Fidelity-Philadelphia Trust Co. v. Rothensies

JONES, Circuit Judge

(concurring).

I concur in the affirmance of the judgment of the District Court for the following reason.

Where a settlor makes an inter vivos transfer of property with remainders over to a class none of whom is in being at the time of the transfer and provides that, upon ultimate failure of the class, the property shall pass as the settlor may by will appoint, it is at least as reasonable to infer that the property will ultimately pass according to the settlor’s appointment as it is to infer that it will pass by virtue of the transfer to then nonexistent remaindermen. In such circumstances, I fail to see how- the taxpayer can be thought to have overcome the presumptive correctness of the Commissioner’s determination that the transfer, when made, included a gift of the corpus in remainder to take effect in possession or enjoyment at or after the transferor’s death by virtue of his appointment.

That rules the instant case.

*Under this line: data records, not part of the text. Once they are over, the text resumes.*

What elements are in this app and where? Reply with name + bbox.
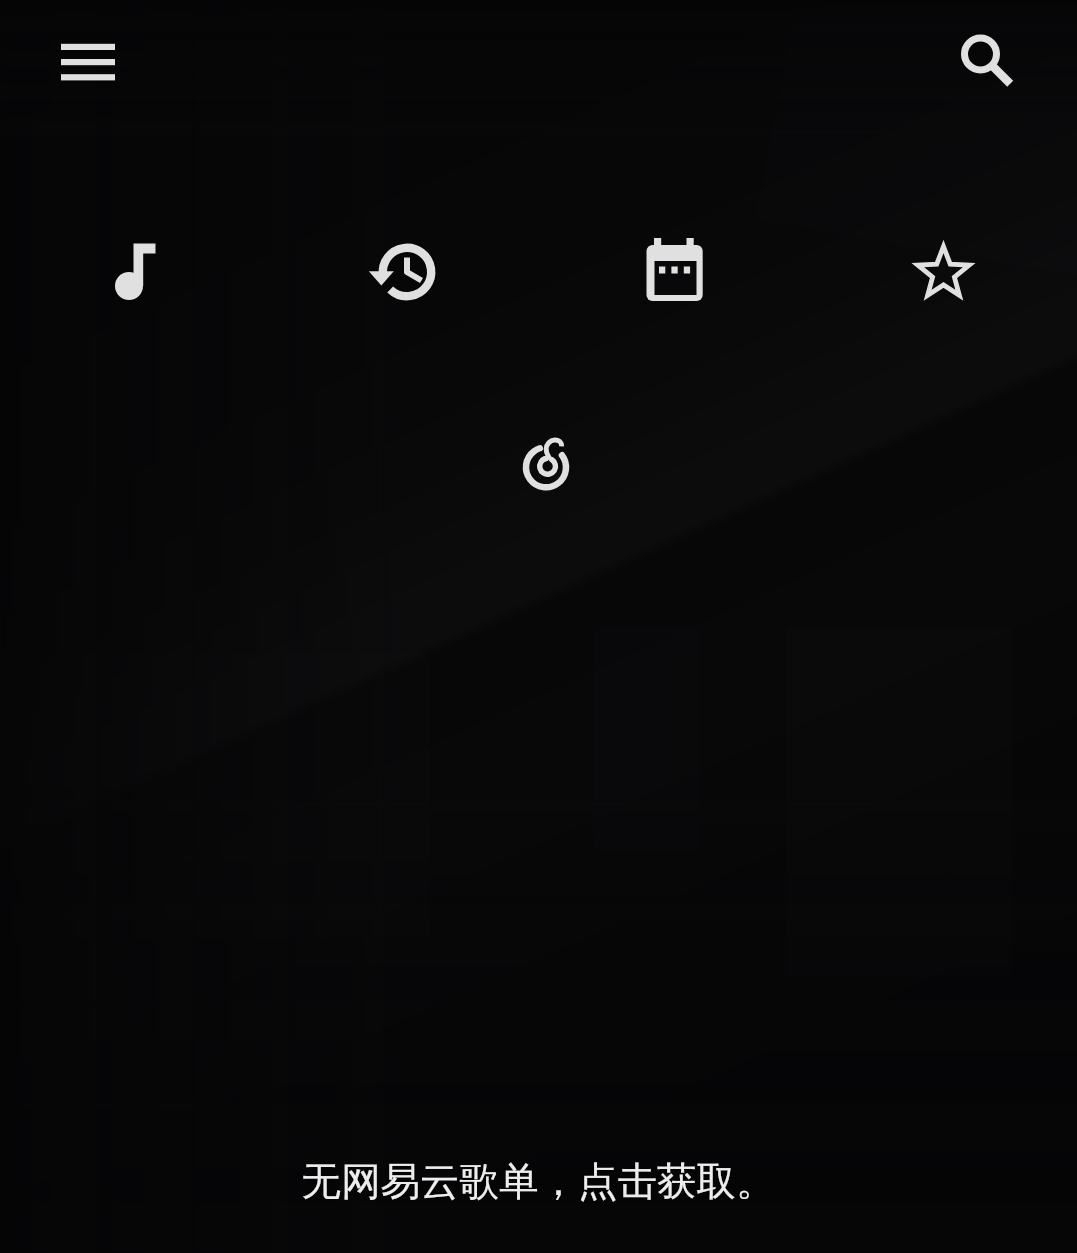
button[interactable]: History xyxy=(377,242,437,302)
button[interactable]: Calendar xyxy=(645,242,705,302)
button[interactable]: NetEase Cloud Music xyxy=(511,433,581,503)
staticText: 无网易云歌单，点击获取。 xyxy=(0,1157,1077,1207)
button[interactable]: Search xyxy=(947,21,1019,93)
button[interactable]: Menu xyxy=(52,30,124,92)
button[interactable]: 无网易云歌单，点击获取。 xyxy=(0,1157,1077,1217)
button[interactable]: Favorites xyxy=(913,242,973,302)
button[interactable]: Music xyxy=(106,242,166,302)
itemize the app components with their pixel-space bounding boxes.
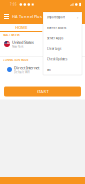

The facts here show that the settlor made an inter vivos transfer of property, reserving to herself a life estate (the transfer antedated the Joint Resolution of 1931), with succeeding life estates in her two minor and unmarried daughters and remainders over in the corpus to the descendants of the daughters or either of them with the further provision that, in the event of the death of both daughters without leaving surviving descendants, the corpus should be paid to such persons as the settlor should by will appoint.